As an added organisational point I make a copy of each quiz for each class, rather than giving all the students in all classes the same quiz file. I find that this makes working out who has/hasn't done the homework much easier.
To find out more on Flubaroo, there is an excellent, and brief video explaining how it works here:
http://www.flubaroo.com/instructional-videos
Half termly/termly:
This is my more formal assessment where I mark each bit of work at the end of a unit. The most effective and personal way I have found is to use audio marking, using an app like Recordium. Match this with Google Apps and you can share your audio feedback quickly and effectively, much more so I find than a traditional written comment.
I have blogged about how I do this here:
http://practicaledutech.blogspot.co.uk/2013/07/ipad-google-apps-mark-large-volumes-of.html
So, there is no right way to assess as it is a very individual process, but this is what works for me!

Wednesday 4 September 2013

Instant personal Dropbox for your students with Google Apps

This is a useful workflow if you are a Google Apps user which I borrowed from someone else and tweeked a little. It allows you to have a shared folder with each student you teach, with very little effort on your, or their part:


1 - In your Google Drive, create a folder. I teach ICT so I have created one called 'Assessment'. Inside this, I have created a folder for each of the classes that I teach. For this example, let's say I teach a class called 8A.

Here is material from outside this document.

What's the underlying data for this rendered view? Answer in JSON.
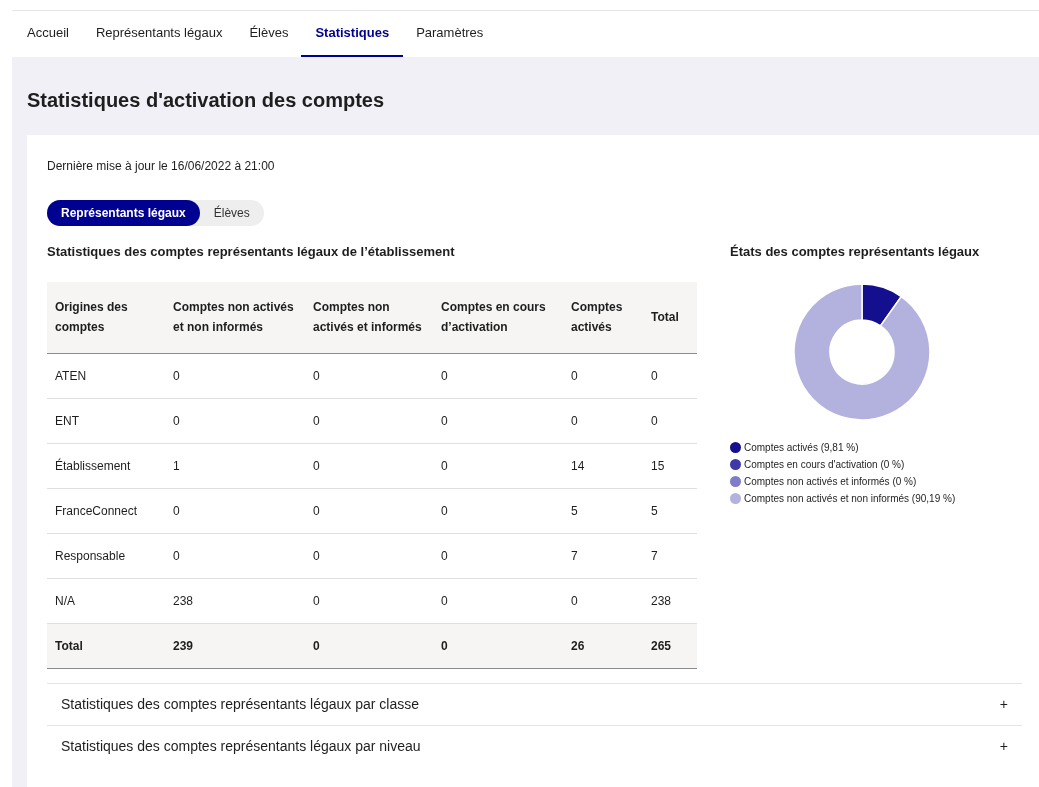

2 - Instruct the students of 8A to go to Google Drive and create a folder called "ICT their name". The 'their name' bit is handy as you can quickly see who's folder is who's. get them to share the folder with you.


3 - Go to "shared with me" in your Google Drive and move all of the shared student ICT folders into the 8A folder in assessment.


Viola, you now have a shared folder where you can access student work at anytime, provide feedback and so on.